Abstract
A method of studying spatial and orientation statistics of dislocations in deforming crystals is presented in this paper. This method is based on the use of the concept of a stochastic fibre process to model dislocations. Orientation-dependent statistical measures of the dislocation density, velocity and flux have been introduced, and the connection between these statistical measures and the dislocation density tensor and rate of plastic distortion in deforming crystals has been established. The Parallel Dislocation Simulator (ParaDiS) code has been used to conduct a simulation of dislocation systems in a body-centred cubic crystal and the numerical data of the simulated dislocation systems have been used to compute the statistical measures introduced here. The orientation distributions of the density, velocity and flux of dislocations, as well as the dislocation correlations, have been computed as functions of strain and strain rate.

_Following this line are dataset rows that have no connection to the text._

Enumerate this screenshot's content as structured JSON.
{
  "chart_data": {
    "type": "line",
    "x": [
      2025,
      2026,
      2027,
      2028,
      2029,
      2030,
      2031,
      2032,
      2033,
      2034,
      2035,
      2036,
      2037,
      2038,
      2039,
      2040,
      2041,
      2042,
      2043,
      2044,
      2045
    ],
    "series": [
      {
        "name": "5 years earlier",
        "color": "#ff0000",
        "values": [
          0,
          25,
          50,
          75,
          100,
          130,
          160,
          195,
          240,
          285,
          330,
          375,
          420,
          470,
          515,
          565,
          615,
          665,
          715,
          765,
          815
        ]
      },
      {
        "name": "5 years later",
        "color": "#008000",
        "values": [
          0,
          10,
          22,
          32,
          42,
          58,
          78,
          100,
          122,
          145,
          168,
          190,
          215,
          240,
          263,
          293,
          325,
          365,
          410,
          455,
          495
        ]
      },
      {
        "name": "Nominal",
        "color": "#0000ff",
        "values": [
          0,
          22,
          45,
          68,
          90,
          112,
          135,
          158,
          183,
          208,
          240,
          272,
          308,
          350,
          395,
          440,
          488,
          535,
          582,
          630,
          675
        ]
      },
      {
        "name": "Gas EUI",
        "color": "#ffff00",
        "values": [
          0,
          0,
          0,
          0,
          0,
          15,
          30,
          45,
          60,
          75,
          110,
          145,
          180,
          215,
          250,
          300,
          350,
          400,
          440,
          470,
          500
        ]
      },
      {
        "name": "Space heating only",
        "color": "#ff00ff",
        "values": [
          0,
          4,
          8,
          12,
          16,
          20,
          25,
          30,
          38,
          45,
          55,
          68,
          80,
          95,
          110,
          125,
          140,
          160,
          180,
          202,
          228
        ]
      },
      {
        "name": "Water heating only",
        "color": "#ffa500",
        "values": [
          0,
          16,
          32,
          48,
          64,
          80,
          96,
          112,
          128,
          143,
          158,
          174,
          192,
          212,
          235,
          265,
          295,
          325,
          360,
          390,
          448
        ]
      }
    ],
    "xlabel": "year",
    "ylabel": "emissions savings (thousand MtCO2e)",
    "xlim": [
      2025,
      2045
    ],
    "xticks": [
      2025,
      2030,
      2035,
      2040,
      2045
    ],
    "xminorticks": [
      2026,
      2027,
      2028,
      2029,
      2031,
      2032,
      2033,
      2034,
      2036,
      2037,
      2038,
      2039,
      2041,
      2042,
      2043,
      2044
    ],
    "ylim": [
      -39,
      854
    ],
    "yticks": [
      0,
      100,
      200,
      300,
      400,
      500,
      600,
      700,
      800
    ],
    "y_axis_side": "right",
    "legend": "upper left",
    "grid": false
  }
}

The results reveal previously unknown features of these distributions, which illustrates the importance of the statistical method introduced here in understanding the collective behaviour of dislocation systems and building density-based models of dislocation dynamics.
Acknowledgements
JD has been supported in part by the LDRD Program of Oak Ridge National Laboratory under the UT-Battelle LLC contract number 4000040123 at Florida State University. The work of Meijie Tang was performed under the auspices of the US Department of Energy by the University of California Lawrence Livermore National Laboratory (LLNL) under contract number W-7405-ENG-48. The authors wish to thank the ParaDiS code team of LLNL for making the code available for use during the course of this study. The comments provided by the referees led to a significant improvement of this paper.